PEDRO BARROS - “Gente boa da minha terra. Meu povo! Tou aqui e tou estendendo a minha mão pra todos vocês. Eu num podia faltar numa hora destas, em que falhou escandalosamente a proteção do sujeito que se diz prefeito desta cidade, desta pobre cidade abandonada! (aguardou os olhares de aprovação dos presentes) A água taí! (abriu os braços mostrando o carro-pipa) Num vai faltá água pra vocês. Tou aqui zelando por todos os residentes da minha cidade. Bem sabem que podem confiar em mim. Todos conhecem meu passado. E a minha luta para dar a todos vocês conforto e felicidade. Eu quis provar, também, é que aqui ninguém faz nada. Ninguém tem competência pra nada! Ai de Coroado se num fosse Pedro Barros!”

Da sede da prefeitura Jerônimo e vários de seus auxiliares observavam a atitude demagógica do velho.

JERÔNIMO - Eu vou lá... eu mato esse sujeito à-toa!

LÍDIA - É isso que ele quer (ponderou, com a mão segurando a do marido) Quer te levar ao desespero. Tem calma, Jerônimo. Vamos embora daqui.

JERÔNIMO - Mas eu preciso... preciso fazer alguma coisa!

No meio da praça o clamor aumentara. Lázaro comandava os trabalhos dos aguadeiros. E o coronel sorria, retirando densas fumaçadas do charuto grosso e de boa qualidade. Algumas pessoas mais entusiasmadas ensaiavam vivas ao “Seu Coronel Pedro Barros, o dono de Coroado!”

CORTA PARA:

CENA 5 - ALDEIA - CHOUPANA - INT. - DIA.

As pequenas pedras acumulavam-se sobre a mesa rústica, enquanto João selecionava os vários tipos. Fruto de muitos meses de trabalho duro.

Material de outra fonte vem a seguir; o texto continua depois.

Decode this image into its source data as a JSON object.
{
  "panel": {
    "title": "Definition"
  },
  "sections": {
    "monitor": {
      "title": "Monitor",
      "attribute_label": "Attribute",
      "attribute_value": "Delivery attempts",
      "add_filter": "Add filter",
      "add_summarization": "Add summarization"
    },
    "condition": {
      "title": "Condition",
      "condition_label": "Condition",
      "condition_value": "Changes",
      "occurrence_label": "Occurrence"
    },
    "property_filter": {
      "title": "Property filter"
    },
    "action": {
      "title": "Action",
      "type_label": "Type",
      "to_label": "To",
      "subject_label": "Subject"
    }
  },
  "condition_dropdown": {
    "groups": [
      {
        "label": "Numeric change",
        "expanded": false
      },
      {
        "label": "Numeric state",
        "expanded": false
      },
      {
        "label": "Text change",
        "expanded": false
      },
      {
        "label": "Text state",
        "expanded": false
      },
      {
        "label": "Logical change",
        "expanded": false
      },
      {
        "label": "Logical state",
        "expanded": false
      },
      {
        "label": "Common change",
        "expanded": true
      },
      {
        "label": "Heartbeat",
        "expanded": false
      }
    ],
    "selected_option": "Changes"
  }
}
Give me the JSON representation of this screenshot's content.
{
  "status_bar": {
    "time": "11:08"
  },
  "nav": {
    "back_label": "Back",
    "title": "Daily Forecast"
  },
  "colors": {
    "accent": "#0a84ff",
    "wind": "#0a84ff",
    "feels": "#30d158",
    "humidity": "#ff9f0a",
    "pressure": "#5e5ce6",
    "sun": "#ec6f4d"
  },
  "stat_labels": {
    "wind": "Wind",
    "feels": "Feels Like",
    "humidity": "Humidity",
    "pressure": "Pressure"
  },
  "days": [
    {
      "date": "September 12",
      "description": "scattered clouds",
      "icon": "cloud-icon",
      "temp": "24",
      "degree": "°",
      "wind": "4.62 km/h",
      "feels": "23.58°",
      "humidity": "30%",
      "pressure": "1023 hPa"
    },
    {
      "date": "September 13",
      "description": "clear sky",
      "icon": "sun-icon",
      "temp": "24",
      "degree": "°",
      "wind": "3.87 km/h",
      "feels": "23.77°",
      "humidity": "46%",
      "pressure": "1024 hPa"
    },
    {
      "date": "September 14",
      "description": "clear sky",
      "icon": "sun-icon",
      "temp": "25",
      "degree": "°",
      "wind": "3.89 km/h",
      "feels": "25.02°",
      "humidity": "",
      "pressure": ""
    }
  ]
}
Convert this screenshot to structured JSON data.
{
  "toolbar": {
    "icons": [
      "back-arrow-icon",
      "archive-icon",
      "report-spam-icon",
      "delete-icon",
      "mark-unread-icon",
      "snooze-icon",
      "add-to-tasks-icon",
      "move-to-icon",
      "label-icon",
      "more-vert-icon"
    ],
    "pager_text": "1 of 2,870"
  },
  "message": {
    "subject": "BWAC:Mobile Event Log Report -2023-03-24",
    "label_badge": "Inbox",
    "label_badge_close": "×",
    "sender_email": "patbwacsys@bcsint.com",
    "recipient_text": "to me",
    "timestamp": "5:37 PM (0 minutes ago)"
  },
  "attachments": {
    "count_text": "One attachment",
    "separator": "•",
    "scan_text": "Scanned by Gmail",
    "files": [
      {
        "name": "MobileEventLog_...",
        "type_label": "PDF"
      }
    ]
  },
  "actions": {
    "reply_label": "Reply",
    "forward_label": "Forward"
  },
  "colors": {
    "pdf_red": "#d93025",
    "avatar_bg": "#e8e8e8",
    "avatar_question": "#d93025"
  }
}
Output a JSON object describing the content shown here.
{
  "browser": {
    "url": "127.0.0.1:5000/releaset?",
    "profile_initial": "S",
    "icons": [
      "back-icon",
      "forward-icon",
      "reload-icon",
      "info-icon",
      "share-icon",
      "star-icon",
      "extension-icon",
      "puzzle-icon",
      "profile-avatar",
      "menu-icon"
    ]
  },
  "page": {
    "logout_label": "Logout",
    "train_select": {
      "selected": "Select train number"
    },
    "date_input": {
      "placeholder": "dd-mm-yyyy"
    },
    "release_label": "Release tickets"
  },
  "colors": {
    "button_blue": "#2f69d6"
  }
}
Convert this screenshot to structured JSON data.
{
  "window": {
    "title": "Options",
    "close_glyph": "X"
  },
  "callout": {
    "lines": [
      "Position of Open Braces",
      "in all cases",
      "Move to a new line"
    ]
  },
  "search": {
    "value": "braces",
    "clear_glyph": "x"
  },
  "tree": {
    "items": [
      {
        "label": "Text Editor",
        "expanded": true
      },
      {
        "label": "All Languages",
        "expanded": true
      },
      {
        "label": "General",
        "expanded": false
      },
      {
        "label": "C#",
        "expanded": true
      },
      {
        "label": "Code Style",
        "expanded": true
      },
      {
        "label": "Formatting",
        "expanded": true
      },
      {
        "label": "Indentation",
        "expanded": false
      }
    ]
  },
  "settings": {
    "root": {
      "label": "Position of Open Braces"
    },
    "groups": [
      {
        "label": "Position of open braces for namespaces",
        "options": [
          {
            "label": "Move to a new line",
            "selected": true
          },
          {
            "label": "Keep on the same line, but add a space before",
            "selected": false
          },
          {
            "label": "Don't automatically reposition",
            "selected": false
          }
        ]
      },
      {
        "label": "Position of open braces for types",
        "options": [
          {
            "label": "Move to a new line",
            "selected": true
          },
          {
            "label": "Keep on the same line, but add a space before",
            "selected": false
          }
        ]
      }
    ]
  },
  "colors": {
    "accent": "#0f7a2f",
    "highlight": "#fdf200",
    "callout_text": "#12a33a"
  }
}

CEMA - (entrou alegre, quase aos pulos) João, adivinha quem ta aí?

JOÃO - Sei lá, Cema! Sou adivinho?

CEMA - Mas fala! Uma pessoa que tu deseja muito!

JOÃO - Ah, deixa de brincadeira! Brincadeira tem hora, Cema. Num tou aqui pra servi de palhaço pra ninguém, não!

CEMA - (piscando um olho) Arrisca um bom pensamento!

João Coragem parou o serviço e recolheu as pedras a uma bolsinha de couro cru.

JOÃO - Tu tá falano sério, mulher?

CEMA - Ia menti, João? Tu me conhece, num conhece?

Sem aguardar maiores detalhes, o grandalhão arremessou-se na direção do quarto.

CENA 6 - CHOUPANA - QUARTO - INT. - DIA.


JOÃO - Márcia! Márcia!

Márcia retirava as roupas que trouxera de Coroado numa maleta de couro. Voltou-se ao ouvir os berros do marido. Não houve tempo para explicações. Os braços abriram e a mulher aninhou-se entre eles. Os lábios uniram-se mais uma vez, selando um amor que força nenhuma conseguia destruir. Meio sufocada, Márcia separou seus lábios dos do marido.

JOÃO - Ia te buscá, malvada...

MÁRCIA - Pensou que eu não voltasse?

JOÃO - Pensei.

MÁRCIA - Pensou que eu não gostasse mais de você?

JOÃO - Pensei. Pensei o pior de você...

MÁRCIA - Já estou perdoada? (perguntou, passando a unha de leve pela linha dos lábios do marido).

JOÃO - Tá, com a condição de nunca mais falá em separação...

MÁRCIA - Não falo mais, amor (respondeu, mordiscando o queixo do rapaz).

JOÃO - Então jura...

MÁRCIA - Até o dia... em que tiver de ir para sempre.

JOÃO - Esse dia nunca vai chegá.

MÁRCIA - Vai, João... vai chegar, sim... e temos que estar preparados.

JOÃO - Você num larga mais de mim. Você quis fazê uma experiência e voltô. Tá amarrada em mim... pro resto da vida... confessa... eu quero ver você confessá.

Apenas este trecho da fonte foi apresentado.